En el ámbito de la enseñanza será pues admisible la perspectiva confesional, que ayudará a ser demócratas con argumentos fideístas, o la enseñanza laica que se mantenga neutral entre las diversas creencias religiosas y la no creencia, para no caer en maniqueísmos: lo único "intolerable" por intolerante y agresivo es el punto de vista ateo expresado por Rushdie en su carta. En ese campo todo el mundo tiene razón, menos quien la aplica sin remilgos al tema. Los que compartimos su argumentación debemos tener el buen gusto de encogernos de hombros y disimular... puesto que lo importante es ante todo no molestar con un espíritu crítico demasiado irreverente a quienes pueden ser nuestros aliados fácticos en el mantenimiento siempre frágil de la buena conciencia. Entre la exigencia de verdad y la exigencia de orden a nadie con mando en plaza le caben dudas a la hora de elegir. Después de todo, ya se sabe, "nada es verdad ni mentira, sino según el color del cristal con que se mira".

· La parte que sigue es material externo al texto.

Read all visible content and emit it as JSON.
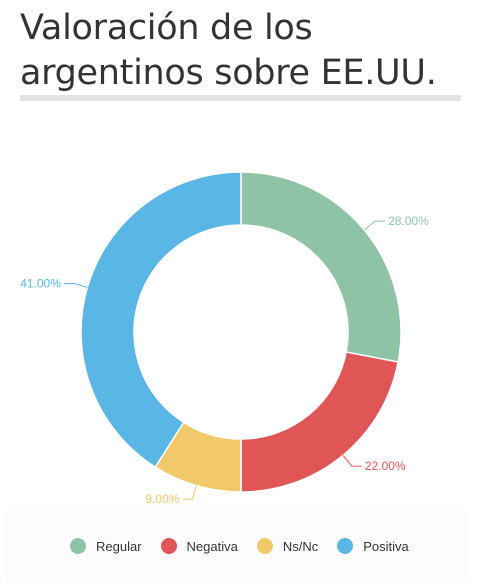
{
  "chart_data": {
    "type": "pie",
    "variant": "donut",
    "title": "Valoración de los argentinos sobre EE.UU.",
    "slices": [
      {
        "label": "Regular",
        "value": 28.0,
        "value_label": "28.00%",
        "color": "#8fc3a6"
      },
      {
        "label": "Negativa",
        "value": 22.0,
        "value_label": "22.00%",
        "color": "#e05555"
      },
      {
        "label": "Ns/Nc",
        "value": 9.0,
        "value_label": "9.00%",
        "color": "#f2c96a"
      },
      {
        "label": "Positiva",
        "value": 41.0,
        "value_label": "41.00%",
        "color": "#5ab6e4"
      }
    ],
    "legend_position": "bottom"
  }
}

Un personaje femenino de Bernard Shaw, que practica la entrega altruista al humanitarismo, aclara: "He dejado atrás el soborno del cielo". Aunque tal recompensa no parece haber logrado disuadir a muchos piadosos bien instalados de buscar otras más inmediatamente remuneradoras, sigue siendo políticamente correcto mantenerla pour le peuple... y por si acaso.
Fernando Savater es catedrático de Filosofía de la Universidad Complutense de Madrid.